Empty states tell users that there’s no content to display—and what they can do next.
Empty states are messages that appear whenever an element has no content to display to the user. They can appear anywhere in Salesforce, in both desktop and mobile interfaces. They can alert users to empty search results, unconfigured features, or, in some cases, errors. They can even appear to tell users that an empty area has been intentionally left blank.
An empty state is a means to communicate with users. It should tell users what it’s for, why they’re seeing it—and what they can do next.
It’s also an opportunity to engage users, adding energy and motivating them to interact. It can guide users through an onboarding process or help them get more value from Salesforce, without overwhelming them with too much information at once. And it’s a great way to reinforce our brand while injecting a bit of fun and Ohana spirit into the user experience.
When designing an empty state, consider how well it will work for desktop and mobile use cases. For example, will it be used in both environments, or just one? Does the call to action apply for mobile users? How will the image work on a small screen?
The headline offers an opportunity to convey more information while adding some fun.
Body text adds details and engages users.
For readability, keep line length for each of these pieces under 66 characters per line. In general, try to keep the line length the width of your illustration. Please consider localization when writing copy that may cause wrapping to another line when localized.
Make sure the message, call to action, and illustration work together. Don’t reserve fun for illustrations—convey it through writing too. And if an image changes, work with any writers involved to keep image and text in sync.
Some guidelines to help you produce strong empty state messaging:
The headline should start with a verb. Use the friendly, approachable Trailhead voice and tone.
Body text should be short and informative, telling the user what’s happening. Keep the tone consistent.
Call to Action
A CTA stands for call to action. It's a button that draws attention to the most logical action. A CTA helps users move from an empty state to a situation where the page, component, or element at hand is useful to them.
CTAs are optional, but helpful. They should be as specific as possible, answering the question What should the user do next?
When writing a CTA, consider the user’s most likely next best action. A CTA could let the user (in order of preference):
Click to take the action now
Launch a way to help “fill” the empty state
Launch a walkthrough that teaches the user about the feature
Launch a Trailhead module in a new tab
Launch a related Help topic in a new tab
You might also have no CTA—not all situations have a clear next step.
Some considerations when choosing a CTA:
Many platform features are limited by permissions. Will all the users seeing your CTA have permission to take the action? If not, consider a more universal CTA, or none at all.
Is this empty state a teaching moment, or is quick action more important? If it’s an action users are likely to do often (e.g., creating a new record), point to the primary method of completing that action so they can learn. If it’s more of a one-off, open a modal or other shortcut.

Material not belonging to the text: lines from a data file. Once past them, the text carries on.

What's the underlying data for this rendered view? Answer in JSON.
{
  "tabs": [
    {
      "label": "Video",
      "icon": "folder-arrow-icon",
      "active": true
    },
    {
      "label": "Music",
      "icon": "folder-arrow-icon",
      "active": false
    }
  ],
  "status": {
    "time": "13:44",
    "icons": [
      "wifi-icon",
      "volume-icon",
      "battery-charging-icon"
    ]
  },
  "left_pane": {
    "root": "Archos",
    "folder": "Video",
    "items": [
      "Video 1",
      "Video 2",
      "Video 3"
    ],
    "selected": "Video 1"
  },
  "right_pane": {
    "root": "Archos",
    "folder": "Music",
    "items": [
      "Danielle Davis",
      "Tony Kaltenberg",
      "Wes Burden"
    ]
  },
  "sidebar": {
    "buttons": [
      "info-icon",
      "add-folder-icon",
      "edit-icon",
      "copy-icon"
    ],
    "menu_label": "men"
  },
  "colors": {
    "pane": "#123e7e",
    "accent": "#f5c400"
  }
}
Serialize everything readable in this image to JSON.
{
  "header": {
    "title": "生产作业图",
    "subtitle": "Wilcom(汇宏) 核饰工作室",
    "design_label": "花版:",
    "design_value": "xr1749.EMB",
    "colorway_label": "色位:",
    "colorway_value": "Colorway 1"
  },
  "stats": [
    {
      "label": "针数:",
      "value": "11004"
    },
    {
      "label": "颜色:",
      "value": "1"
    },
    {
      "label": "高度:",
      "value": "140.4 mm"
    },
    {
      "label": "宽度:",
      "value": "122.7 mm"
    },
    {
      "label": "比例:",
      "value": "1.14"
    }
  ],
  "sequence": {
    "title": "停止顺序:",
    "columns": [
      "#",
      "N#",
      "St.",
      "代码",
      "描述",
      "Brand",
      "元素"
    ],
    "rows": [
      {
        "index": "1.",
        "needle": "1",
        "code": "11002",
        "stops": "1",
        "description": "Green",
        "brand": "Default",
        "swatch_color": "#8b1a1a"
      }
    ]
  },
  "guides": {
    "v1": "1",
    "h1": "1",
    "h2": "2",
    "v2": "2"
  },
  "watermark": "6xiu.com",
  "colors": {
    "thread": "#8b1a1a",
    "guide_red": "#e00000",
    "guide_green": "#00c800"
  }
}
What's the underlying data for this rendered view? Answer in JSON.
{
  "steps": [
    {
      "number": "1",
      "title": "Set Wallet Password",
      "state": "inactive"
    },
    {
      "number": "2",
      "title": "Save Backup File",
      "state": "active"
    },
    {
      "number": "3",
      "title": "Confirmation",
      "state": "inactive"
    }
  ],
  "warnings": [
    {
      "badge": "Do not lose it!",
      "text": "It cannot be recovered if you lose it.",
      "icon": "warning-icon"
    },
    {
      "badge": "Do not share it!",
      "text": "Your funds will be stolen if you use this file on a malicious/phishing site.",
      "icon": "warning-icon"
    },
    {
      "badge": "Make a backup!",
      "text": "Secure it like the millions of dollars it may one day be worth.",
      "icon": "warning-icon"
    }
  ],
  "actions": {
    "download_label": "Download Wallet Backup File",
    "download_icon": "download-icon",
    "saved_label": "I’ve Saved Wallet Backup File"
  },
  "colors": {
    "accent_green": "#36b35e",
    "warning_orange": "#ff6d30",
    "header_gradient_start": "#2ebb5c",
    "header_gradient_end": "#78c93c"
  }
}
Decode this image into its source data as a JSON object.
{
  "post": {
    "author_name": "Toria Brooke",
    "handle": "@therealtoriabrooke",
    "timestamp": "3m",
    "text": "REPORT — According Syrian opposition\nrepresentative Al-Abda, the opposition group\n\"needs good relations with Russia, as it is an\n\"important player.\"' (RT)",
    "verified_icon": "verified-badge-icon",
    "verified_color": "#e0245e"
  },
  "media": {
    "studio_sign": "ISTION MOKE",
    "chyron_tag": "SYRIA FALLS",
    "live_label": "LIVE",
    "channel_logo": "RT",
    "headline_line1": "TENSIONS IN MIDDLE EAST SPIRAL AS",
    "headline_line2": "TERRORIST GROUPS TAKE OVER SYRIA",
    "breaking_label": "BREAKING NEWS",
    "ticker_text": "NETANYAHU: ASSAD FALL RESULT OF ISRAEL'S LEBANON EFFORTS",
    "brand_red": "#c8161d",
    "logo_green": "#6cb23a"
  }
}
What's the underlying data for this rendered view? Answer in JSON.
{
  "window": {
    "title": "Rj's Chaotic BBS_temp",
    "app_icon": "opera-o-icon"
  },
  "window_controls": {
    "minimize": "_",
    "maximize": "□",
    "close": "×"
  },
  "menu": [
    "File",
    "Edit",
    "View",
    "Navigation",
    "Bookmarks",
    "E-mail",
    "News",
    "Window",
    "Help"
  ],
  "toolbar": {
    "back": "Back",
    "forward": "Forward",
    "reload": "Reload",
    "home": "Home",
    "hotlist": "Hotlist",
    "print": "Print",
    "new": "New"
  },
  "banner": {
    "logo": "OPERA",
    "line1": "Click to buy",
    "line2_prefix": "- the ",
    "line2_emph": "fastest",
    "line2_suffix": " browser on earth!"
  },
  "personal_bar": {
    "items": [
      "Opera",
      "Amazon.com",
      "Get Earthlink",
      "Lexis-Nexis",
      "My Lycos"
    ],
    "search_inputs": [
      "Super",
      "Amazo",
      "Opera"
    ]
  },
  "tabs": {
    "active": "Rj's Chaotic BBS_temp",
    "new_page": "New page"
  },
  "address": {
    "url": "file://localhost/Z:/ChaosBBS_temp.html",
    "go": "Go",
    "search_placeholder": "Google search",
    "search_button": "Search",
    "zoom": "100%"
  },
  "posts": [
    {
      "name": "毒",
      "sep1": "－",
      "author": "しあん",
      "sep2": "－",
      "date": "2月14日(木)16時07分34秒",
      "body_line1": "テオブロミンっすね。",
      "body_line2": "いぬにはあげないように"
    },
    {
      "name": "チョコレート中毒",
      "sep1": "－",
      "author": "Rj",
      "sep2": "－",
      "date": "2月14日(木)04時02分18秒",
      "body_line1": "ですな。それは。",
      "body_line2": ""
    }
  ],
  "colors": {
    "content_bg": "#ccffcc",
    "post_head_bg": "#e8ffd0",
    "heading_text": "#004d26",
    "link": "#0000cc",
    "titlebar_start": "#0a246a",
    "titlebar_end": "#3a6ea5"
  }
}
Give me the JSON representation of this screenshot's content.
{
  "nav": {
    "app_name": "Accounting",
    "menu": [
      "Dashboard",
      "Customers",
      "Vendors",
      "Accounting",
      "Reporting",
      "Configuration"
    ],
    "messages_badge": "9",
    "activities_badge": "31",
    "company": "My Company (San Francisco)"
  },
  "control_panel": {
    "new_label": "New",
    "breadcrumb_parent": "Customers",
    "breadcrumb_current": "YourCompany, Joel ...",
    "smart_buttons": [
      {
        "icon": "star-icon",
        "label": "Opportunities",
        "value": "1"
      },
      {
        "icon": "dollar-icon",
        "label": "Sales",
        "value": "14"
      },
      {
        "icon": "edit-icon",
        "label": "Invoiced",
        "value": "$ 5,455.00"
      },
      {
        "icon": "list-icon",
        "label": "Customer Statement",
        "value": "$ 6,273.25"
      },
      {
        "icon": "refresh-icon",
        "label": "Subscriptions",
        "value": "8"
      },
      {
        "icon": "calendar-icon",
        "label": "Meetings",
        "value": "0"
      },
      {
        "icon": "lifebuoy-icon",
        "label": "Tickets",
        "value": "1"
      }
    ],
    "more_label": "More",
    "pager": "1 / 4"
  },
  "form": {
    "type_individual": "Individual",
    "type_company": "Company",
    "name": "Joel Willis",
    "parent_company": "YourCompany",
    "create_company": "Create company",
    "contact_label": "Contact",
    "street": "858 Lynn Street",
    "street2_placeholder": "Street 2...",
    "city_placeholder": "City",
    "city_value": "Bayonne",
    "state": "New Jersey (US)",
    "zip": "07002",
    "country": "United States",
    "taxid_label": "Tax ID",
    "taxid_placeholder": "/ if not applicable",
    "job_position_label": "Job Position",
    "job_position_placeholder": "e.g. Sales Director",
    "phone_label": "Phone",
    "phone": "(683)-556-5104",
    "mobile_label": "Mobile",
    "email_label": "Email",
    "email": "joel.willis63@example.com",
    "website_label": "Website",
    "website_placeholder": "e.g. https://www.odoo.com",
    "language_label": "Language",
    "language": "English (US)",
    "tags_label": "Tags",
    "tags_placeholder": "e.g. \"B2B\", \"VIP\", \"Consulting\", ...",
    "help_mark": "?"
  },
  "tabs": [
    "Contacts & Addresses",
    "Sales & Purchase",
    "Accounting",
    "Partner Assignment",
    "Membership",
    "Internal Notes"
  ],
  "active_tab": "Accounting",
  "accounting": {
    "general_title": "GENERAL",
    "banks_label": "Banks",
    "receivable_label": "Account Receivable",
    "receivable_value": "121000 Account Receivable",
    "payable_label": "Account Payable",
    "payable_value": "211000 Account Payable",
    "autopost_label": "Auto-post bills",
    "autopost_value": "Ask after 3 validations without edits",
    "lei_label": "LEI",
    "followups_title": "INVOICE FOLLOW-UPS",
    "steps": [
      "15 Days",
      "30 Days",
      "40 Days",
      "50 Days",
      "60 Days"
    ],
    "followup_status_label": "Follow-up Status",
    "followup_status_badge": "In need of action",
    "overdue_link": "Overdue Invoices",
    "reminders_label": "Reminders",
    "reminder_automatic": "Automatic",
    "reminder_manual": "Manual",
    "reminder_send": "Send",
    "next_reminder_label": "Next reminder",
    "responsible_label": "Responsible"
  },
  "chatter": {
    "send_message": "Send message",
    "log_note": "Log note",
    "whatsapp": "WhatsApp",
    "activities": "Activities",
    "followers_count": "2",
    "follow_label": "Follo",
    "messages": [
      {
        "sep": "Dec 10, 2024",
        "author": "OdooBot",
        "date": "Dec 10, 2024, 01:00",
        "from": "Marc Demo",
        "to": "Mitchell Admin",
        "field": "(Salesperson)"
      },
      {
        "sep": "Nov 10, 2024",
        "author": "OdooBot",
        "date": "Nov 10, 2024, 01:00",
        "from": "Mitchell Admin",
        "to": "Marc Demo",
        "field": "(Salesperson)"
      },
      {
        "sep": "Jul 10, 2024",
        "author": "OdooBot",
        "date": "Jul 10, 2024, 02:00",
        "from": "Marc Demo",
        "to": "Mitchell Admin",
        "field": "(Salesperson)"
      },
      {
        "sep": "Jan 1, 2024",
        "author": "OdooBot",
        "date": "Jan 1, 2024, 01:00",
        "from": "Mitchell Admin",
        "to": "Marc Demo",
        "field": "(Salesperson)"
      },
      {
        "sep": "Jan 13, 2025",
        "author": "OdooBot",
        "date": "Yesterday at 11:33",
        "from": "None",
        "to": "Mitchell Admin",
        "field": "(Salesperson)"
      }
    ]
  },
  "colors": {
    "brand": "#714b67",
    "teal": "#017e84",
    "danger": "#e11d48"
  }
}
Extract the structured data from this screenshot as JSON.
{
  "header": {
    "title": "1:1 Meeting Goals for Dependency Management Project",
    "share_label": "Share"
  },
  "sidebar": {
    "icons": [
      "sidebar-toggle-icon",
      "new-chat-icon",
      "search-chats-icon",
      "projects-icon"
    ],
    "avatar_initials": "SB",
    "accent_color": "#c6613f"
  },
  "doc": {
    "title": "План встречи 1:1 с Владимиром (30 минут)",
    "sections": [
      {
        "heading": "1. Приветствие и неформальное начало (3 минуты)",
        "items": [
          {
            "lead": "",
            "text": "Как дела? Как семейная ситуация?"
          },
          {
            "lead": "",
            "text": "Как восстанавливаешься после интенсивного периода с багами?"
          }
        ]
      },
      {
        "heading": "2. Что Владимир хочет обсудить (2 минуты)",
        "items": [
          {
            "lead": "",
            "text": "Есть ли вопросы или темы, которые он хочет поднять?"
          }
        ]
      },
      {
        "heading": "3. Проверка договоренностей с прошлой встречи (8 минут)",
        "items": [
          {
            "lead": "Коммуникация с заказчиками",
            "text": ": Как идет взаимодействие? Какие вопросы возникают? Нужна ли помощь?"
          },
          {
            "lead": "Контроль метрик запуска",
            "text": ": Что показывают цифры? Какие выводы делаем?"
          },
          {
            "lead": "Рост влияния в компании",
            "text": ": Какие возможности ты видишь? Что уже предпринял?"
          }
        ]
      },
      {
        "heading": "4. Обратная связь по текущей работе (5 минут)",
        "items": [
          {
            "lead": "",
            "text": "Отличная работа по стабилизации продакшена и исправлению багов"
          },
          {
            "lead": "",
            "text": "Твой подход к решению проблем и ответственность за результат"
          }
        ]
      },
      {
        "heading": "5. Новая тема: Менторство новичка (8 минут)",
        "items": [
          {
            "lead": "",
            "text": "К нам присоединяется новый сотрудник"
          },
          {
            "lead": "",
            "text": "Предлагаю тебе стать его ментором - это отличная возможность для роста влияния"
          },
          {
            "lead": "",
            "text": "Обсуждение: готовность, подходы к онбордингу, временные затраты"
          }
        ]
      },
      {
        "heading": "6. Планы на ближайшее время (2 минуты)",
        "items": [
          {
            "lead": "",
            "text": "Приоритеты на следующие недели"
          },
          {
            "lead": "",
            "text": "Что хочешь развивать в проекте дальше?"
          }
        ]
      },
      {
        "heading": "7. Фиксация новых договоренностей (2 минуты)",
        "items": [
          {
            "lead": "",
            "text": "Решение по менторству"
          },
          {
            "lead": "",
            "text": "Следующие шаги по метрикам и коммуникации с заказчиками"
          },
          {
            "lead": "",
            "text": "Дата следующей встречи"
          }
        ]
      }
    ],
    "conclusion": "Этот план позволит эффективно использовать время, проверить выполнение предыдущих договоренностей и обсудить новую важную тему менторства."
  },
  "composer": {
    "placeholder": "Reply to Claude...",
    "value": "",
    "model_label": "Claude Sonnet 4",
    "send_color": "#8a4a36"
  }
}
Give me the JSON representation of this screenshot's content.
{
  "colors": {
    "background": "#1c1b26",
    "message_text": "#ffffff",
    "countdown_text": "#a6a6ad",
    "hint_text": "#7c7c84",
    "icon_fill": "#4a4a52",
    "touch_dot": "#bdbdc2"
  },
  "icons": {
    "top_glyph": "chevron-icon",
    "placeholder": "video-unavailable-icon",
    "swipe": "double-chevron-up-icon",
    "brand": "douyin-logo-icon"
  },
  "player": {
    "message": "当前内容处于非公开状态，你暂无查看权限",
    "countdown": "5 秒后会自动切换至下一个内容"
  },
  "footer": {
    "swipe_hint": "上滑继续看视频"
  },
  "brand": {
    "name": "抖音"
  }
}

Do you need two CTAs? One’s usually enough, but occasionally you’ll want a primary CTA that helps the user “fill” the empty state, plus a second to provide context or point to learning opportunities. In cases where a second CTA is useful, it should be placed immediately after the body text (or in place of the body text if there isn’t any).
Don’t repeat the headline in the CTA.
Some options for CTA placement:
Text link, immediately after the message.
Text link, visually separated from the message.
Text link + icon, visually separated from the message.
With two CTAs, separate the primary CTA from the message, and put the secondary CTA immediately after the message. Never use more than two CTAs.
For empty states, illustrations are optional—but they’re a great way to add a touch of fun and visual interest while helping users understand their situation.
Use illustrations judiciously—too many can be busy and confusing.
Create a new illustration only if you can’t find an existing one that works.
Choose illustrations that are fun and support the situation. They should be able to stand on their own without characters.
Don’t make Salesforce characters the focus of your illustration. Because Salesforce orgs can be themed, characters should live only in the background, as outlines—your illustrations should be able to be understood without them.
When an empty state illustration has a colored background:
Keep white fills in foreground objects
Don’t remove fills from objects
Never have a white fill as the background
Sometimes, an illustration is not needed. An illustration should clarify the situation. If your image doesn’t add anything to the user’s understanding, skip it. Some examples where no illustration may be the right call:
When components are used inside other components
When it's not possible to create an illustration that adds clarity isn’t possible
When using components that are likely to appear with many other empty components
When an illustration is warranted, use the right size for the context.
Use a large illustration when the empty state is likely to be the only thing on the page, or the primary focus—for example, on Setup pages.
Use a small illustration when you’ll have multiple empty states on a page, or if the component will be used on multiple pages.
An illustration can exist as a full page, in the main body or sidebar of a page, or in a component.